Most FDCSs express CD21, CD23, and CD35. Vimentin, clusterin, CD68, S-100 protein, D-20, CD138, and SMA have been reported previously (Supplementary Material 2, Table S1). Novel markers FDC-secreted protein, serglycin, and SSTR2 can provide evidence for FDCS. The incidence of EBV infection in patients with hepatic FDCS was 53.3%; it was especially high (82.1%) in patients with inflammatory pseudotumor-like-FDCS, which was consistent with a previous study. ³⁹

Novelty

This study is the first to report the occurrence of hepatic FDCS in patients with a history of systemic lupus erythematosus, and high fever is the main clinical symptom. In this case, the most significant hematological finding was the elevated C-reactive protein level prior to surgery, which returned to normal after surgery. C-reactive protein is a potential screening marker. In this case, the discrepancy between CD21 and S-100 staining in biopsy versus resection is attributed to sarcoma heterogeneity, indicating that different regions or subpopulations within the same sarcoma can exhibit varying biological characteristics. This article provides a comprehensive and systematic summary and comparison of previous relevant researches.

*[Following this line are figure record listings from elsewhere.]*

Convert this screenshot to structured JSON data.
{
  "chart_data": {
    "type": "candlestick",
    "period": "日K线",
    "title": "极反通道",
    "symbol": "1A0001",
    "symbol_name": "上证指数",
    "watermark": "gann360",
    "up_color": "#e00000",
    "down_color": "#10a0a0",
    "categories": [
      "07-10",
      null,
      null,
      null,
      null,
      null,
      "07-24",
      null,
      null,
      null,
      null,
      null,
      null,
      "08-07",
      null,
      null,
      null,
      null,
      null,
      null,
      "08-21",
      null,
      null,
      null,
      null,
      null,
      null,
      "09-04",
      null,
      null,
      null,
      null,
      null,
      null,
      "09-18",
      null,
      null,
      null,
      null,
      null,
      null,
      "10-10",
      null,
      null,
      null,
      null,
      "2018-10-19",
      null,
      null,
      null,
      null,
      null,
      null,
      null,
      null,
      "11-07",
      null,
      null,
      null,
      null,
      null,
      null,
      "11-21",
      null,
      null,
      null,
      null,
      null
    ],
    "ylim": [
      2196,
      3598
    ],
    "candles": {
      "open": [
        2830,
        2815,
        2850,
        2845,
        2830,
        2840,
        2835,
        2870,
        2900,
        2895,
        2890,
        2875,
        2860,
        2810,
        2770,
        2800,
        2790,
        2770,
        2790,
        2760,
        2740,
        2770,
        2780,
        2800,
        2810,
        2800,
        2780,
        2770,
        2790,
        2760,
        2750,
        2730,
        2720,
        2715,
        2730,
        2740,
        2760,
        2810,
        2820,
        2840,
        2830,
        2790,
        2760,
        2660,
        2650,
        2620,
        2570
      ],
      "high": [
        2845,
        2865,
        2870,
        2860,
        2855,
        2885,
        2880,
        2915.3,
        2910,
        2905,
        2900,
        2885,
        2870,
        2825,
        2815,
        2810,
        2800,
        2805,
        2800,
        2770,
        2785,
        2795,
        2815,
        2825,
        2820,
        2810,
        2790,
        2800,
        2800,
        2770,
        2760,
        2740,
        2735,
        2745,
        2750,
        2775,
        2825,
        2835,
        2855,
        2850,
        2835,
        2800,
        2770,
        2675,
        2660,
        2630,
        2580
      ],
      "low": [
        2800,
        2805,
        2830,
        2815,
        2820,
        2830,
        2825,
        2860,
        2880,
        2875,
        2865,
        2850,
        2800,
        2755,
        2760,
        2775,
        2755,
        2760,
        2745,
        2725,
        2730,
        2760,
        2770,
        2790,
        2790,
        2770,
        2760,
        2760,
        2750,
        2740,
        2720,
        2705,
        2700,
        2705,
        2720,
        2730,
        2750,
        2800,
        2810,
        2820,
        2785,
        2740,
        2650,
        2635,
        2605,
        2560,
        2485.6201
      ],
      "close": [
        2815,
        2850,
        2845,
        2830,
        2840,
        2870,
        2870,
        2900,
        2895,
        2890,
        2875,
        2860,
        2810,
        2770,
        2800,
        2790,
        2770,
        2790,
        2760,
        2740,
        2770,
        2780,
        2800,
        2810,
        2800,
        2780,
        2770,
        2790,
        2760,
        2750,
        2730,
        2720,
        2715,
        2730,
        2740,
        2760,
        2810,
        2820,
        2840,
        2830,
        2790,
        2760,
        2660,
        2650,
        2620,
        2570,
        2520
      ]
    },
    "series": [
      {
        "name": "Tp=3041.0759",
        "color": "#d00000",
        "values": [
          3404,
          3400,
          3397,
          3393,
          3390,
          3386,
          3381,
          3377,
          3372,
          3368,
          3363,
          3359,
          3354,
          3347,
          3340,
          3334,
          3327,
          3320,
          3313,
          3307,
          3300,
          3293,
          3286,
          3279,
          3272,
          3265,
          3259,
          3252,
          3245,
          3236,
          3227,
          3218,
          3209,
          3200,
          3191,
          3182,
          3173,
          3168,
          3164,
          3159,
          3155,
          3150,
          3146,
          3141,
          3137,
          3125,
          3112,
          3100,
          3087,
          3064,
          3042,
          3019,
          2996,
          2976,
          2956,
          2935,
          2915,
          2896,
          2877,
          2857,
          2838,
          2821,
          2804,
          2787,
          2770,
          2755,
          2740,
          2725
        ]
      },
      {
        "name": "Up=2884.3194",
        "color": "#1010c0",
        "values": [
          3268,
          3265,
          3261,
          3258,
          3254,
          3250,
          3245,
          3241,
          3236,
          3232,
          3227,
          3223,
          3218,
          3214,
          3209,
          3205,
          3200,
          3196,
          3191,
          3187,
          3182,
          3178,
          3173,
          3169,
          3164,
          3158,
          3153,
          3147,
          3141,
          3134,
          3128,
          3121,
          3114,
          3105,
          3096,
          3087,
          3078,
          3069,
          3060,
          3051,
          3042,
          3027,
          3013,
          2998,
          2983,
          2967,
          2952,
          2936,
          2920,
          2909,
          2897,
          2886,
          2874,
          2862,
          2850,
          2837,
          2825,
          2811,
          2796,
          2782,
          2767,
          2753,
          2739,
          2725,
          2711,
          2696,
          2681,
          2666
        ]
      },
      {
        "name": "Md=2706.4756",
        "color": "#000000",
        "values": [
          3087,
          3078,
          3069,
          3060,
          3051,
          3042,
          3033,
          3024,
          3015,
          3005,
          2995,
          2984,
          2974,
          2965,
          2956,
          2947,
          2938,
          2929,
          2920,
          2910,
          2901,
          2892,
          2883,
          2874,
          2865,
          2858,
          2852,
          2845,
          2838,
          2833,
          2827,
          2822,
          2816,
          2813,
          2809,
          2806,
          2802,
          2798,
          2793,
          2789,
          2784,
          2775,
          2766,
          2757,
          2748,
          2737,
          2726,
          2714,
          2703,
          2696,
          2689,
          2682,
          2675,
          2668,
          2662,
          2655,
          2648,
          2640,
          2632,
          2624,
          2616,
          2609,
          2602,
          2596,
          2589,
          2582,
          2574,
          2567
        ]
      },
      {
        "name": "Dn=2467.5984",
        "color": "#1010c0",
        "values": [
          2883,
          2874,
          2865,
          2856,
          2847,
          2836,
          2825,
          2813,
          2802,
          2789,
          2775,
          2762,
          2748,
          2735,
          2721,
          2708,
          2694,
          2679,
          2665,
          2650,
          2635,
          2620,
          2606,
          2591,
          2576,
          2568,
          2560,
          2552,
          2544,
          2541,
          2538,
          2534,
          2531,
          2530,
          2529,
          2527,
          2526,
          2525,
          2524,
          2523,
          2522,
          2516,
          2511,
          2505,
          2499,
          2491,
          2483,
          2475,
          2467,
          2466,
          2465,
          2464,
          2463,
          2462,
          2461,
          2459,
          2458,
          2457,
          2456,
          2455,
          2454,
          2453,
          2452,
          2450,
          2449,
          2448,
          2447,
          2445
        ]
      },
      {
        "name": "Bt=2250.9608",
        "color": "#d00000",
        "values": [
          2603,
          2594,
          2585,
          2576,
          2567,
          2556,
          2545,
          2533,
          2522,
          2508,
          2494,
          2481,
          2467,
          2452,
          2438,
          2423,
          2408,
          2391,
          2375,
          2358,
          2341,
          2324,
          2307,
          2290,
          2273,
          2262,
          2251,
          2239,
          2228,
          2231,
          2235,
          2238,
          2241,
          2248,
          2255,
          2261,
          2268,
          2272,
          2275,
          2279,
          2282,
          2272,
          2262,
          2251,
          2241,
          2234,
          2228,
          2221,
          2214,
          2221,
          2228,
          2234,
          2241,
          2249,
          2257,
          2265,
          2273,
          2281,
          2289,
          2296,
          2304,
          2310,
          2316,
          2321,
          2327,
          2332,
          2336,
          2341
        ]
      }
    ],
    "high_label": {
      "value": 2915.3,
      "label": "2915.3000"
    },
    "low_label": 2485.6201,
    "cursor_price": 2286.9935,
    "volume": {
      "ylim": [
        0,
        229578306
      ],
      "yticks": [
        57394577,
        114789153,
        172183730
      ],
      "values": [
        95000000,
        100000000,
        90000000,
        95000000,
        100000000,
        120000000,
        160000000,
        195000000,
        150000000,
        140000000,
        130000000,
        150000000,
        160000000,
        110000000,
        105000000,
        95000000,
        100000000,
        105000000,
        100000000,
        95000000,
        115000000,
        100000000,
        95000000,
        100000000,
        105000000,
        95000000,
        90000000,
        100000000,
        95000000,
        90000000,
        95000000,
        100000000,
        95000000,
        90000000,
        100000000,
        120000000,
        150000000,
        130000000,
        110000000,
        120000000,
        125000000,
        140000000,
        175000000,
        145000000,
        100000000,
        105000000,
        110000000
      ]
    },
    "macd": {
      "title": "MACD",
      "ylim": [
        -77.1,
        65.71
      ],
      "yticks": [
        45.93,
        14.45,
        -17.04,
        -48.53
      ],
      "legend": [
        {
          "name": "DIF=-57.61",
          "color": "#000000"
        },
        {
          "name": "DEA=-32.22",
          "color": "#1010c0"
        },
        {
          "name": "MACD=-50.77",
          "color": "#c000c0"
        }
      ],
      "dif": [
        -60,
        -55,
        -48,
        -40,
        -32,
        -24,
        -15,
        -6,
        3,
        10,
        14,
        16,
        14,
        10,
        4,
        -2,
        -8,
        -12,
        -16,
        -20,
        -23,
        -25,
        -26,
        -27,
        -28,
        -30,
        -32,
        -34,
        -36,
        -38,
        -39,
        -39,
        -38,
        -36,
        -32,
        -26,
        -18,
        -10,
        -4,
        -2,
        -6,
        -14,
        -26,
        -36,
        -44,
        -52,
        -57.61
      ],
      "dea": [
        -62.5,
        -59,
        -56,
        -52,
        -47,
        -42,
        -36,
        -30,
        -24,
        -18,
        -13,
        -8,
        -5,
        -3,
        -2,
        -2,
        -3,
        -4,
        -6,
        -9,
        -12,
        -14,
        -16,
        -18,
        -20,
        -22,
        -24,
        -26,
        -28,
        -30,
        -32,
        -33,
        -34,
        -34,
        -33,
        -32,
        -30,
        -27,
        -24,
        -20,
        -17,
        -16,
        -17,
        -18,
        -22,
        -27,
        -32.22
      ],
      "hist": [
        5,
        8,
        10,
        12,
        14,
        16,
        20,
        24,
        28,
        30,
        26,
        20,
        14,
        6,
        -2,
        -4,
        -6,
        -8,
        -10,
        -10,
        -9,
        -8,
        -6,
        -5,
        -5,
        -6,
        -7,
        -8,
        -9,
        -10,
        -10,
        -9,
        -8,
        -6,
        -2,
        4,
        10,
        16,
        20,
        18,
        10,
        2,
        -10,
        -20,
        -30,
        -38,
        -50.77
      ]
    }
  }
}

Potential mechanisms and further research

The potential mechanisms underlying hepatic FDCS are as follows: 1. Fever as the primary manifestation: FDCS may secrete substances with pyrogenic effects. FDCS stimulates the immune response of the body. 2. Association between autoimmune disease and FDCS: Prolonged immune activation and cytokine release in autoimmune settings may create a microenvironment conducive to the proliferation and transformation of follicular dendritic cells, ultimately leading to the development of FDCS. Additionally, autoimmune diseases are often associated with genetic predispositions that could also confer susceptibility to FDCS, suggesting a shared genetic background or molecular pathways underlying both conditions. However, the above potential needs to be tested and verified in future studies.

Treatment strategy

Surgical resection is the primary treatment for early-stage follicular dendritic cell sarcoma (FDCS) and is often curative; however, patients remain at risk for both local recurrence and distant metastasis ²⁷ In previous studies, FDCS was characterized by a low- to intermediate-grade malignant sarcoma that has a chance of local recurrence and distant metastasis. ⁴⁰ Early detection, early diagnosis, and early treatment are crucial to improve the prognosis. Targeted therapy and immune checkpoint inhibitors could be promising therapeutic approaches for patients with refractory FDCS. ⁴¹

Limitation of this study

First, the results of the data analysis based on previously reported case data require more rigorous cohort studies and randomized controlled trials for confirmation. Second, despite a detailed search of previous literature and screened cases according to the World Health Organization Classification of FDCS, the retrospective nature of the literature review can cause potential selection bias in the reported outcomes and complications.